A similar solution has provided by jezrael . jezrael提供了类似的解决方案。 (That one calculates the
mean
, and not min
.) (那个计算的
mean
,而不是min
。)
Expected result:预期结果:
ID Date X 123_Var 456_Var 789_Var 123_Var_4 456_Var_4 789_Var_4
A 16-07-19 3 777 250 810 NaN NaN NaN
A 17-07-19 9 637 121 529 777.0 250.0 810.0
A 20-07-19 2 295 272 490 637.0 121.0 529.0
A 21-07-19 3 778 600 544 295.0 121.0 490.0
A 22-07-19 6 741 792 907 295.0 272.0 490.0
A 25-07-19 6 435 416 820 741.0 600.0 544.0
A 26-07-19 8 590 455 342 435.0 416.0 820.0
A 27-07-19 6 763 476 753 435.0 416.0 342.0
A 02-08-19 6 717 211 454 NaN NaN NaN
A 03-08-19 6 152 442 475 717.0 211.0 454.0
A 05-08-19 6 564 340 302 152.0 211.0 454.0
A 07-08-19 6 105 929 633 152.0 340.0 302.0
A 08-08-19 6 948 366 586 105.0 340.0 302.0
B 07-08-19 4 509 690 406 NaN NaN NaN
B 08-08-19 2 413 725 414 509.0 690.0 406.0
B 12-08-19 2 170 702 912 413.0 725.0 414.0
B 13-08-19 3 851 616 477 170.0 702.0 414.0
B 14-08-19 9 475 447 555 170.0 616.0 477.0
B 15-08-19 1 412 403 708 170.0 447.0 477.0
B 17-08-19 2 299 537 321 412.0 403.0 477.0
B 18-08-19 4 310 119 125 299.0 403.0 321.0
Use similar solution like @Chris with custom lambda function in GroupBy.apply
and last join to original by DataFrame.join
:使用类似
GroupBy.apply
和 GroupBy.apply 中的自定义 lambda 函数的类似解决方案,最后通过DataFrame.join
加入原始DataFrame.join
:
df['Date'] = pd.to_datetime(df['Date'], dayfirst=True)
n = 4
cols = df.filter(regex='Var').columns
f = lambda x: x.asfreq('d').rolling(window=f'{n+1}D',closed="left")[cols].min()
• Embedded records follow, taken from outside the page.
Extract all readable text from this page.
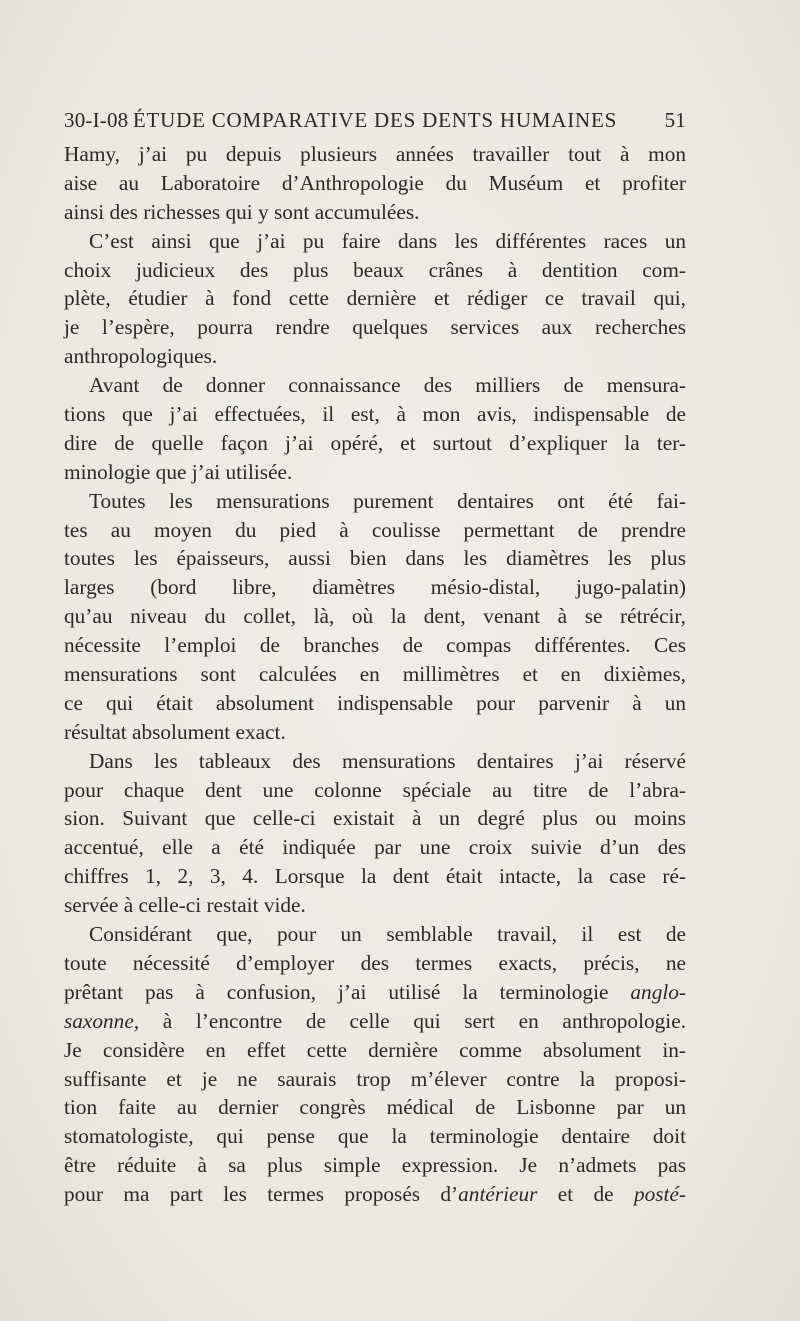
30-I-08 ÉTUDE COMPARATIVE DES DENTS HUMAINES	51

Hamy, j’ai pu depuis plusieurs années travailler tout à mon
aise au Laboratoire d’Anthropologie du Muséum et profiter
ainsi des richesses qui y sont accumulées.

C’est ainsi que j’ai pu faire dans les différentes races un
choix judicieux des plus beaux crânes à dentition com-
plète, étudier à fond cette dernière et rédiger ce travail qui,
je l’espère, pourra rendre quelques services aux recherches
anthropologiques.

Avant de donner connaissance des milliers de mensura-
tions que j’ai effectuées, il est, à mon avis, indispensable de
dire de quelle façon j’ai opéré, et surtout d’expliquer la ter-
minologie que j’ai utilisée.

Toutes les mensurations purement dentaires ont été fai-
tes au moyen du pied à coulisse permettant de prendre
toutes les épaisseurs, aussi bien dans les diamètres les plus
larges (bord libre, diamètres mésio-distal, jugo-palatin)
qu’au niveau du collet, là, où la dent, venant à se rétrécir,
nécessite l’emploi de branches de compas différentes. Ces
mensurations sont calculées en millimètres et en dixièmes,
ce qui était absolument indispensable pour parvenir à un
résultat absolument exact.

Dans les tableaux des mensurations dentaires j’ai réservé
pour chaque dent une colonne spéciale au titre de l’abra-
sion. Suivant que celle-ci existait à un degré plus ou moins
accentué, elle a été indiquée par une croix suivie d’un des
chiffres 1, 2, 3, 4. Lorsque la dent était intacte, la case ré-
servée à celle-ci restait vide.

Considérant que, pour un semblable travail, il est de
toute nécessité d’employer des termes exacts, précis, ne
prêtant pas à confusion, j’ai utilisé la terminologie anglo-
saxonne, à l’encontre de celle qui sert en anthropologie.
Je considère en effet cette dernière comme absolument in-
suffisante et je ne saurais trop m’élever contre la proposi-
tion faite au dernier congrès médical de Lisbonne par un
stomatologiste, qui pense que la terminologie dentaire doit
être réduite à sa plus simple expression. Je n’admets pas
pour ma part les termes proposés d’antérieur et de posté-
df2 = (df.set_index('Date')
.groupby('ID').apply(f)
.add_suffix(f'_{n}'))
df = df.join(df2, on=['ID','Date'])
print (df)
ID Date X 123_Var 456_Var 789_Var 123_Var_4 456_Var_4 \
0 A 2019-07-16 3 777 250 810 NaN NaN
1 A 2019-07-17 9 637 121 529 777.0 250.0
2 A 2019-07-20 2 295 272 490 637.0 121.0
3 A 2019-07-21 3 778 600 544 295.0 121.0
4 A 2019-07-22 6 741 792 907 295.0 121.0
5 A 2019-07-25 6 435 416 820 295.0 272.0
6 A 2019-07-26 8 590 455 342 435.0 416.0
7 A 2019-07-27 6 763 476 753 435.0 416.0
8 A 2019-08-02 6 717 211 454 NaN NaN
9 A 2019-08-03 6 152 442 475 717.0 211.0
10 A 2019-08-05 6 564 340 302 152.0 211.0
11 A 2019-08-07 6 105 929 633 152.0 211.0
12 A 2019-08-08 6 948 366 586 105.0 340.0
13 B 2019-08-07 4 509 690 406 NaN NaN
14 B 2019-08-08 2 413 725 414 509.0 690.0
15 B 2019-08-12 2 170 702 912 413.0 690.0
16 B 2019-08-13 3 851 616 477 170.0 702.0
17 B 2019-08-14 9 475 447 555 170.0 616.0
18 B 2019-08-15 1 412 403 708 170.0 447.0
19 B 2019-08-17 2 299 537 321 170.0 403.0
20 B 2019-08-18 4 310 119 125 299.0 403.0
789_Var_4
0 NaN
1 810.0
2 529.0
3 490.0
4 490.0
5 490.0
6 544.0
7 342.0
8 NaN
9 454.0
10 454.0
11 302.0
12 302.0
13 NaN
14 406.0
15 406.0
16 414.0
17 477.0
18 477.0
19 477.0
20 321.0
One way using groupby
and rolling
:使用
groupby
和rolling
一种方法:
df['Date'] = pd.to_datetime(df['Date'], dayfirst=True)
dfs = []
for k, d in df.set_index('Date').groupby('ID'):
tmp = d.asfreq('1 D').filter(like='_Var').rolling('4D',closed="left").min().add_suffix("_4")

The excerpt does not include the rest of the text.